/pdgpdgp

Datalog implementations of dependency/slicing analyses on LLVM IR

Primary LanguageC++

README

Author: Markus Kusano

Collection of LLVM program analysis passes implemented using datalog.

The general flow of each analysis is:

  1. Parse LLVM IR for facts about the program.
  2. Combine facts with datalog program analysis specification.
  3. Query datalog engine for results.

Requirements

LLVM

Note: this was built against LLVM 3.5. Newer versions of LLVM (e.g., 3.7) have some API changes causing the build to fail. More information on linking to non-system installations of LLVM can be seen below (Build Options).

Z3

Requires the Z3 library files to be built. Again, if these are in non-standard locations, see below. The syntax used in .smt2 files has changed a bit, particularly for making queries. This was tested using Z3 commit cee7dd39444c9060186df79c2a2c7f8845de415b

Building

The passes are built using cmake. They require LLVM (tested on 3.5).

To build, first create a directory for the build files.

mkdir build
cd build

Then, run cmake passing the uppermost directory of this repo

cmake ../

Then, simply run make

make

The result will be a set of .so files that can be loaded with opt's -load command.

Build Options

By default, cmake will search for the LLVM cmake file in some standard locations.
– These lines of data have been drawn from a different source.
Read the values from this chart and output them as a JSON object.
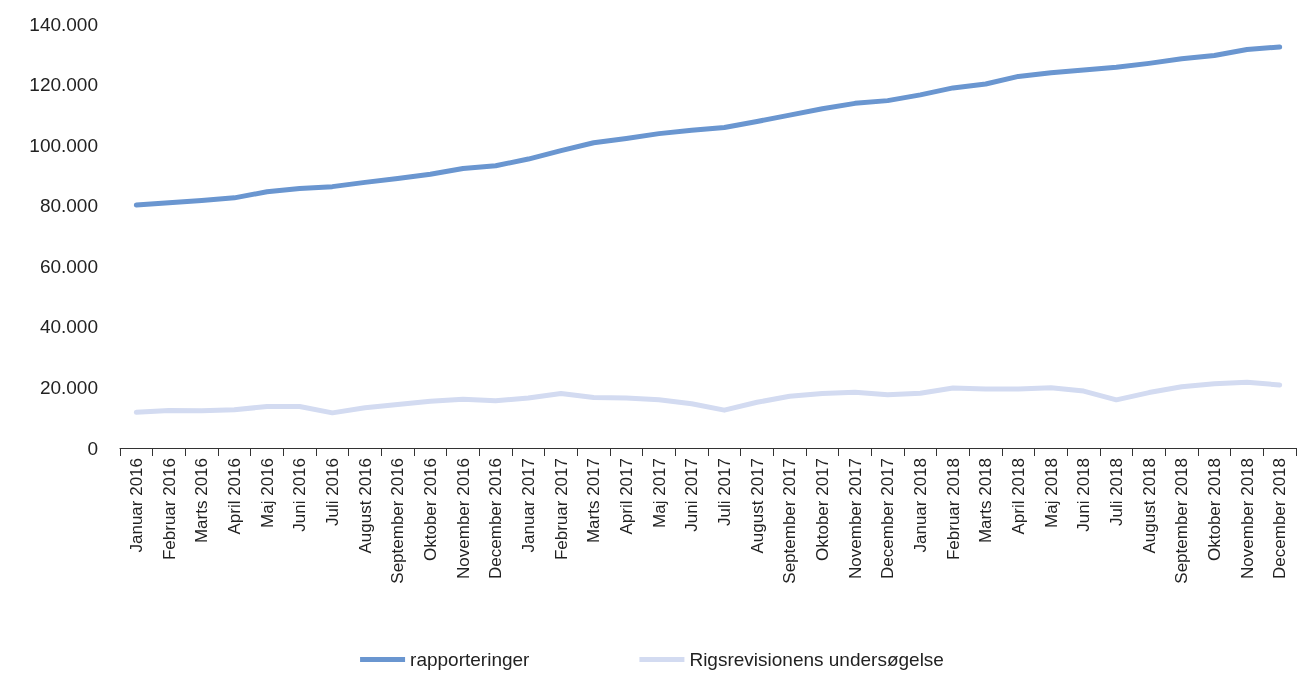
{
  "chart_data": {
    "type": "line",
    "categories": [
      "Januar 2016",
      "Februar 2016",
      "Marts 2016",
      "April 2016",
      "Maj 2016",
      "Juni 2016",
      "Juli 2016",
      "August 2016",
      "September 2016",
      "Oktober 2016",
      "November 2016",
      "December 2016",
      "Januar 2017",
      "Februar 2017",
      "Marts 2017",
      "April 2017",
      "Maj 2017",
      "Juni 2017",
      "Juli 2017",
      "August 2017",
      "September 2017",
      "Oktober 2017",
      "November 2017",
      "December 2017",
      "Januar 2018",
      "Februar 2018",
      "Marts 2018",
      "April 2018",
      "Maj 2018",
      "Juni 2018",
      "Juli 2018",
      "August 2018",
      "September 2018",
      "Oktober 2018",
      "November 2018",
      "December 2018"
    ],
    "series": [
      {
        "name": "rapporteringer",
        "color": "#6a96d0",
        "values": [
          80200,
          81000,
          81700,
          82600,
          84600,
          85700,
          86300,
          87700,
          89000,
          90400,
          92300,
          93200,
          95400,
          98200,
          100800,
          102200,
          103800,
          104900,
          105800,
          107800,
          109900,
          112000,
          113800,
          114700,
          116600,
          118900,
          120200,
          122700,
          123900,
          124800,
          125700,
          127000,
          128500,
          129600,
          131600,
          132400
        ]
      },
      {
        "name": "Rigsrevisionens undersøgelse",
        "color": "#d3dbf1",
        "values": [
          11800,
          12400,
          12300,
          12600,
          13700,
          13700,
          11600,
          13300,
          14400,
          15400,
          16100,
          15600,
          16500,
          18000,
          16700,
          16500,
          15900,
          14600,
          12500,
          15100,
          17100,
          18000,
          18400,
          17600,
          18100,
          19800,
          19500,
          19500,
          19900,
          18800,
          15900,
          18300,
          20200,
          21200,
          21700,
          20800
        ]
      }
    ],
    "ylim": [
      0,
      140000
    ],
    "yticks": [
      {
        "value": 0,
        "label": "0"
      },
      {
        "value": 20000,
        "label": "20.000"
      },
      {
        "value": 40000,
        "label": "40.000"
      },
      {
        "value": 60000,
        "label": "60.000"
      },
      {
        "value": 80000,
        "label": "80.000"
      },
      {
        "value": 100000,
        "label": "100.000"
      },
      {
        "value": 120000,
        "label": "120.000"
      },
      {
        "value": 140000,
        "label": "140.000"
      }
    ],
    "grid": false,
    "legend": "bottom",
    "marker": "none",
    "line_style": "solid"
  }
}
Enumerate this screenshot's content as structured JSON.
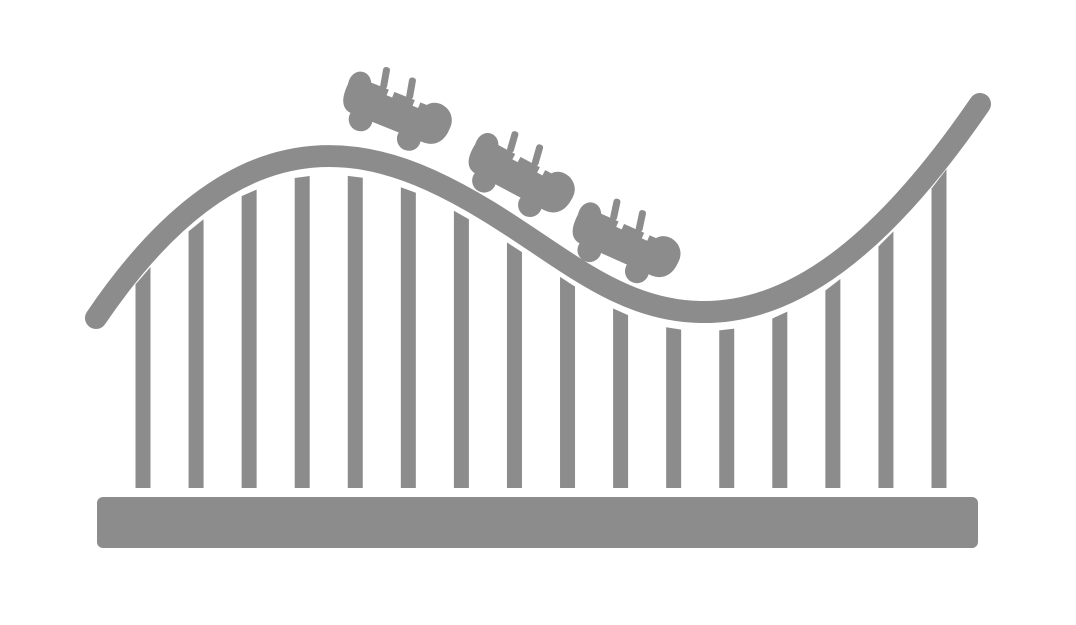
{
  "icon": {
    "name": "roller-coaster-icon",
    "color": "#8c8c8c",
    "background": "#ffffff",
    "support_count": 16,
    "car_count": 3
  }
}
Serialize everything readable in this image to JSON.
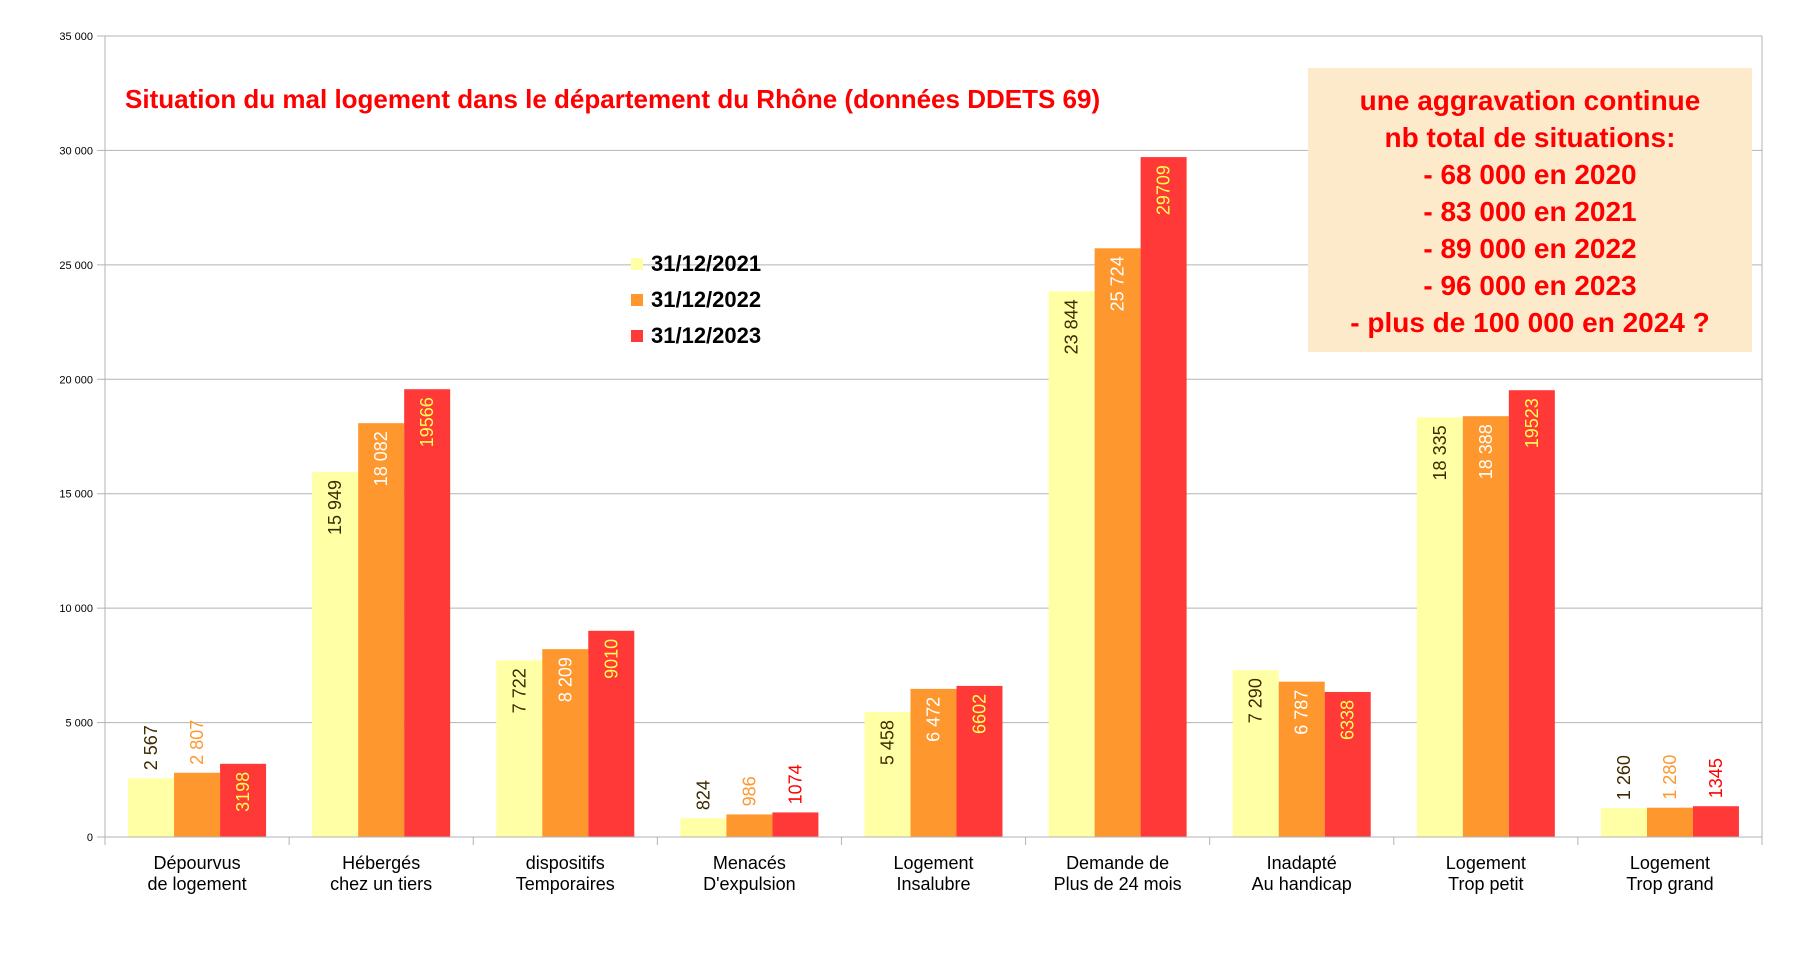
{
  "chart_data": {
    "type": "bar",
    "title": "Situation du mal logement dans le département du Rhône (données DDETS 69)",
    "xlabel": "",
    "ylabel": "",
    "ylim": [
      0,
      35000
    ],
    "yticks": [
      "0",
      "5 000",
      "10 000",
      "15 000",
      "20 000",
      "25 000",
      "30 000",
      "35 000"
    ],
    "ytick_values": [
      0,
      5000,
      10000,
      15000,
      20000,
      25000,
      30000,
      35000
    ],
    "grid": true,
    "categories": [
      [
        "Dépourvus",
        "de logement"
      ],
      [
        "Hébergés",
        "chez un tiers"
      ],
      [
        "dispositifs",
        "Temporaires"
      ],
      [
        "Menacés",
        "D'expulsion"
      ],
      [
        "Logement",
        "Insalubre"
      ],
      [
        "Demande de",
        "Plus de 24 mois"
      ],
      [
        "Inadapté",
        "Au handicap"
      ],
      [
        "Logement",
        "Trop petit"
      ],
      [
        "Logement",
        "Trop grand"
      ]
    ],
    "series": [
      {
        "name": "31/12/2021",
        "color": "#ffffa6",
        "values": [
          2567,
          15949,
          7722,
          824,
          5458,
          23844,
          7290,
          18335,
          1260
        ],
        "labels": [
          "2 567",
          "15 949",
          "7 722",
          "824",
          "5 458",
          "23 844",
          "7 290",
          "18 335",
          "1 260"
        ]
      },
      {
        "name": "31/12/2022",
        "color": "#ff972f",
        "values": [
          2807,
          18082,
          8209,
          986,
          6472,
          25724,
          6787,
          18388,
          1280
        ],
        "labels": [
          "2 807",
          "18 082",
          "8 209",
          "986",
          "6 472",
          "25 724",
          "6 787",
          "18 388",
          "1 280"
        ]
      },
      {
        "name": "31/12/2023",
        "color": "#ff3838",
        "values": [
          3198,
          19566,
          9010,
          1074,
          6602,
          29709,
          6338,
          19523,
          1345
        ],
        "labels": [
          "3198",
          "19566",
          "9010",
          "1074",
          "6602",
          "29709",
          "6338",
          "19523",
          "1345"
        ]
      }
    ],
    "legend": {
      "position": "center-top"
    },
    "annotation": {
      "lines": [
        "une aggravation continue",
        "nb total de situations:",
        "- 68 000 en 2020",
        "- 83 000 en 2021",
        "- 89 000 en 2022",
        "- 96 000 en 2023",
        "- plus de 100 000 en 2024 ?"
      ],
      "background": "#fdeacb",
      "color": "#ff0000"
    },
    "title_color": "#ff0000"
  }
}
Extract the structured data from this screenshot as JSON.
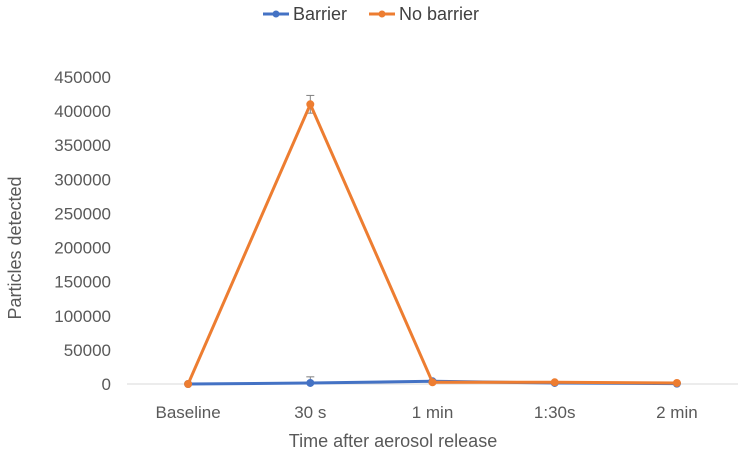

If you would like to specify the location, use the variable LLVM_DIR. It should be set to the directory containing the LLVMConfig.cmake file. It is located at <LLVM Install Directory>/share/llvm/cmake. For example, run the following in the build directory:

cmake -DLLVM_DIR=/home/markus/src/install-3.5/share/llvm/cmake ../

Z3

The datalog engine used in Z3 is required. Follow their build instructions:

https://z3.codeplex.com/

If Z3 is installed in a non-standard location the CMake variables Z3_LIB and Z3_INC should be set to the lib and include directories of the install. Use -DZ3_LIB=... and -DZ3_INC=...

Directory Layout

./utils contains some common code shared amongst passes.

ContextInsenAA

./ContextInsenAA contains a context insensitive alias analysis. It supports tracing not only back to malloc but also across all pointer arithmetic. It supports loads and stores of pointers. For example:

store i8** %argv, i8*** %2, align 8
%3 = load i8*** %2, align 8

In this example, there is an assignment of argv to a single indirection %2 (of type i8**). The subsequent load of %3 does not alias %2 but rather aliases *%2 which is argv.

ContextInsenPDG

A interprocedural context-insensitive calculation of the program dependence graph. This is the combination of the control and data dependence graph. Includes dependency edges caused by aliasing.

The underlying alias analysis is the same as ContextInsenAA (context insensitive, interprocedural)

ContextInsenDynPDG

Same as ContextInsenPDG but supports dynamic dispatch (i.e., function pointers). The point-to relation for functions is mutually calculated along with the inter-procedural dependency relation.

ValDBToDot

Given a LLVM bit-code file filled with a Value database (see utils/ValToStrDb.{cpp,h}) this will output the name of each node to DOT format. This can be used after an analysis is run and you want to examine the graphical results.